Смерть вернулась к своим обязанностям, и тело Быкадорова стало расползаться на глазах.
Кого он ждал? Кого хотели увидеть его мертвые глаза? И почему он придвинул к двери трюмо? Не для того же, в самом деле, чтобы защититься от кого-то. Хлипкое трюмо — слишком ненадежная преграда, даже Жека легко с ним справилась…
Ненавижу этот город. Ненавижу ночные смутные мысли.
С моей холодной рассудительностью нужно переквалифицироваться в алеуты и осесть где-нибудь на Аляске.
…Жека разбудила меня в час. В руках она держала доску.
— Откуда это? — спросила она.
— Из твоей квартиры. Она лежала на стенке, вот я ее и прихватила.
— Это не моя картина.
— Понятное дело, не твоя. Стиль не тот. Слишком мрачно для такой светлой личности, как ты.
— Прекрати издеваться! Откуда эта картина?
— Не знаю. Она стояла в комнате, когда я нашла Быка… — вспомнив о клятве, я умолкла.

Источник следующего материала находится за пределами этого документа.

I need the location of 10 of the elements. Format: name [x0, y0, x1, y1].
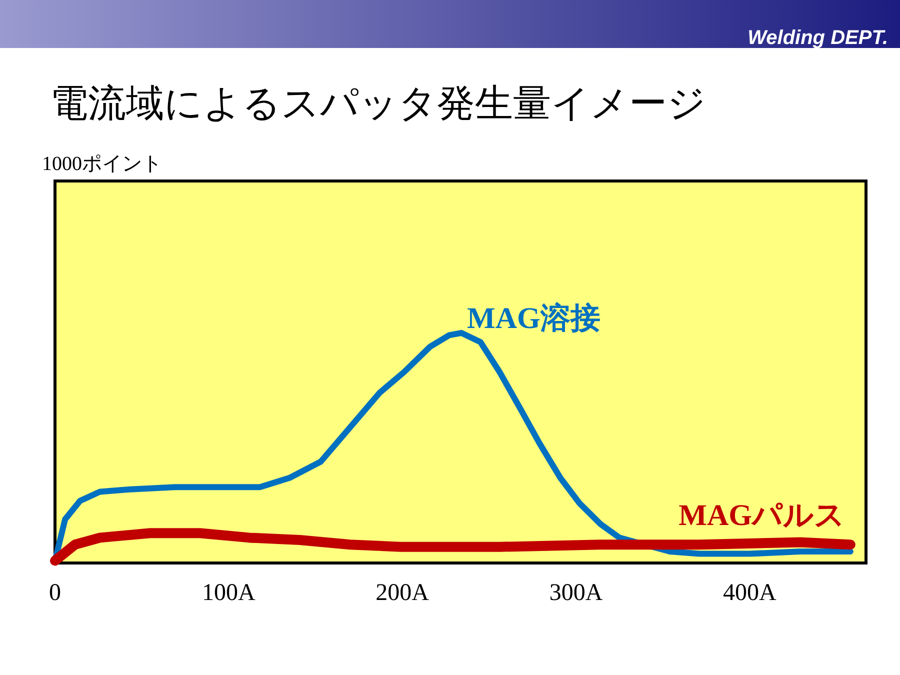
x-tick-label: 0	[49, 580, 61, 606]
text: 1000ポイント	[42, 153, 162, 175]
series-label: MAG溶接	[467, 301, 600, 335]
x-tick-label: 200A	[376, 580, 430, 606]
text: Welding DEPT.	[748, 27, 888, 49]
x-tick-label: 400A	[722, 580, 777, 606]
x-tick-label: 100A	[202, 580, 256, 606]
series-label: MAGパルス	[678, 499, 845, 532]
chart-title: 電流域によるスパッタ発生量イメージ	[50, 81, 706, 125]
x-tick-label: 300A	[549, 580, 604, 606]
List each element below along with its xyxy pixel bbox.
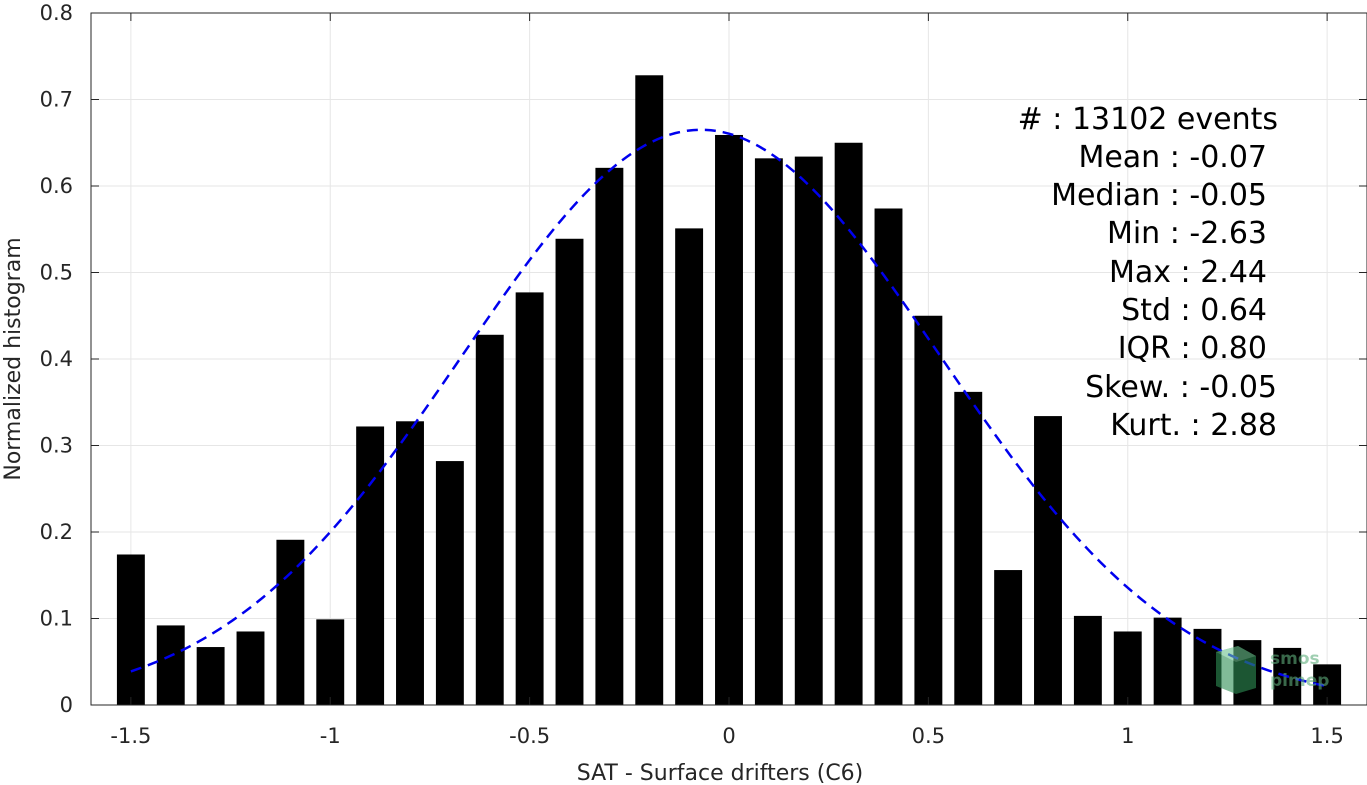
x-tick-label: -1 — [320, 724, 341, 748]
x-tick-label: 1.5 — [1310, 724, 1343, 748]
histogram-bar — [754, 158, 783, 705]
y-tick-label: 0.3 — [40, 434, 73, 458]
histogram-bar — [276, 539, 305, 705]
y-tick-label: 0.7 — [40, 88, 73, 112]
x-tick-label: 0.5 — [912, 724, 945, 748]
histogram-bar — [715, 134, 743, 706]
histogram-bar — [635, 75, 664, 705]
histogram-bar — [396, 421, 424, 705]
histogram-bar — [156, 625, 185, 705]
y-tick-label: 0.2 — [40, 520, 73, 544]
smos-pimep-logo: smos pimep — [1216, 646, 1329, 694]
histogram-bar — [794, 156, 823, 706]
histogram-bar — [1153, 617, 1182, 705]
stat-iqr: IQR : 0.80 — [1118, 331, 1267, 366]
stat-min: Min : -2.63 — [1107, 216, 1267, 251]
histogram-bar — [316, 619, 345, 705]
histogram-bar — [435, 461, 464, 705]
histogram-bar — [675, 228, 704, 705]
histogram-bar — [356, 426, 385, 705]
histogram-bar — [555, 238, 584, 705]
y-tick-label: 0.4 — [40, 347, 73, 371]
histogram-bar — [116, 554, 145, 705]
histogram-bar — [914, 315, 943, 705]
x-tick-label: -1.5 — [110, 724, 151, 748]
stat-skewness: Skew. : -0.05 — [1085, 370, 1277, 405]
histogram-bar — [1113, 631, 1142, 705]
stat-std: Std : 0.64 — [1121, 293, 1267, 328]
x-tick-label: 0 — [722, 724, 735, 748]
stat-median: Median : -0.05 — [1051, 178, 1267, 213]
histogram-bar — [236, 631, 265, 705]
stat-events: # : 13102 events — [1018, 102, 1278, 137]
x-tick-label: 1 — [1121, 724, 1134, 748]
histogram-bar — [994, 570, 1023, 705]
histogram-bar — [1073, 615, 1102, 705]
y-tick-label: 0.5 — [40, 261, 73, 285]
y-tick-label: 0.6 — [40, 174, 73, 198]
fit-curve-layer — [130, 128, 1328, 688]
stat-kurtosis: Kurt. : 2.88 — [1110, 408, 1277, 443]
x-tick-label: -0.5 — [509, 724, 550, 748]
histogram-bar — [196, 647, 225, 705]
histogram-bar — [834, 142, 863, 705]
gaussian-fit-curve — [130, 128, 1328, 688]
logo-line-1: smos — [1270, 649, 1320, 669]
statistics-box: # : 13102 events Mean : -0.07 Median : -… — [1018, 102, 1278, 443]
histogram-bars — [116, 75, 1342, 706]
stat-mean: Mean : -0.07 — [1078, 140, 1267, 175]
stat-max: Max : 2.44 — [1109, 255, 1267, 290]
histogram-bar — [595, 167, 624, 705]
y-tick-label: 0.1 — [40, 607, 73, 631]
histogram-bar — [874, 208, 903, 706]
y-tick-label: 0.8 — [40, 1, 73, 25]
histogram-bar — [1034, 416, 1062, 705]
histogram-bar — [475, 334, 504, 705]
histogram-bar — [515, 292, 544, 705]
y-tick-label: 0 — [60, 693, 73, 717]
axis-ticks: -1.5 -1 -0.5 0 0.5 1 1.5 0 0.1 0.2 0.3 0.4 0.5 0.6 0.7… — [40, 1, 1367, 748]
histogram-bar — [954, 391, 983, 705]
y-axis-label: Normalized histogram — [1, 237, 26, 480]
logo-cube-top — [1216, 646, 1256, 662]
x-axis-label: SAT - Surface drifters (C6) — [577, 761, 864, 785]
logo-line-2: pimep — [1270, 671, 1329, 691]
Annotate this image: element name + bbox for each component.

— Почему ты ее не отдала?!
— Не знаю, — честно призналась я.
— Потому что она похожа на тебя, да?
— Ты тоже это заметила?
— Любой бы заметил! — в блекло-голубых глазах Жеки промелькнула некрасиво состарившаяся ревность. — Является в мой дом с твоим портретом и подыхает. А мне — расхлебывай.
— Жека, Жека! О чем ты говоришь? В любом случае — это не мой портрет… Доске не меньше двухсот лет. Это так, навскидку. Я думаю, даже больше.
— Правда? — Жека успокоилась и принялась рассматривать картину. Я присоединилась к ней. Несколько минут мы глазели на доску в полном молчании.
Теперь, при свете дня, портрет больше не производил мистического впечатления. Отличная работа старого мастера, только и всего. Или более поздняя стилизация под старых мастеров, но тоже отличная. Едва заметные брови девушки были удивленно приподняты, а глаза — широко распахнуты. Солнечный луч упал на картину, и в глазах девушки вдруг мелькнул тот самый потусторонний огонь, который я уже видела в застывших глазах Быкадорова.
— Что скажешь? — тихо спросила я у Жеки.
— Знаешь, мне кажется, что это очень ценная картина. Только я к ней не подойду…
— О господи, — я придвинулась к картине и принялась сосредоточенно изучать ее поверхность. — Меньше нужно Стивена Кинга читать. Тем более на ночь.
Никаких следов подписи; ничего, что указывало бы на авторство. Фигура девушки была скрыта белой мантией, сквозь огненно-рыжие волосы проглядывали крошечные стилизованные звезды — я насчитала их двенадцать. В правом нижнем углу картины, почти скрытый складками мантии, покоился лунный серп. Его пересекала полустертая латинская надпись: мне удалось разобрать только несколько слов: “…amica mea, et macula non…” Я развернула доску: тыльная поверхность была размашисто закрашена маслом. Толстый слой краски так потемнел от времени, что определить ее истинный цвет было невозможно.
— Что ты собираешься с ней делать? — спросила у меня Жека.
— Для начала дождемся Лавруху. Он ведь у нас крупный специалист по реставрационным работам. Определим, что это за картина и кому она принадлежит. А потом видно будет.
— Ты авантюристка, — Жека завистливо вздохнула. — И кончишь жизнь в Крестах. Учти, если твоя задница запылает, я от тебя отрекусь. Мне еще надо детей на ноги поставить… Ты ведь не хочешь ее присвоить, Катька?
— Конечно, нет. Просто…
Договорить я не успела. За окном раздался страшный грохот и чихание мотора. Это чихание я отличила бы от тысяч других: во двор торжественно въехал старенький снегиревский “Москвич”.
* * *
Снегирь ввалился в квартиру с целым коробом давленой земляники и бутылью мутного самогона. От него за версту несло сухими сосновыми иголками, смолой и олифой. Русые пряди Лаврухи выгорели, а лицо приобрело кирпичный оттенок.
— Ну, как вы здесь, бедные мои сиротки? — зычно спросил он, сгребая нас в охапку.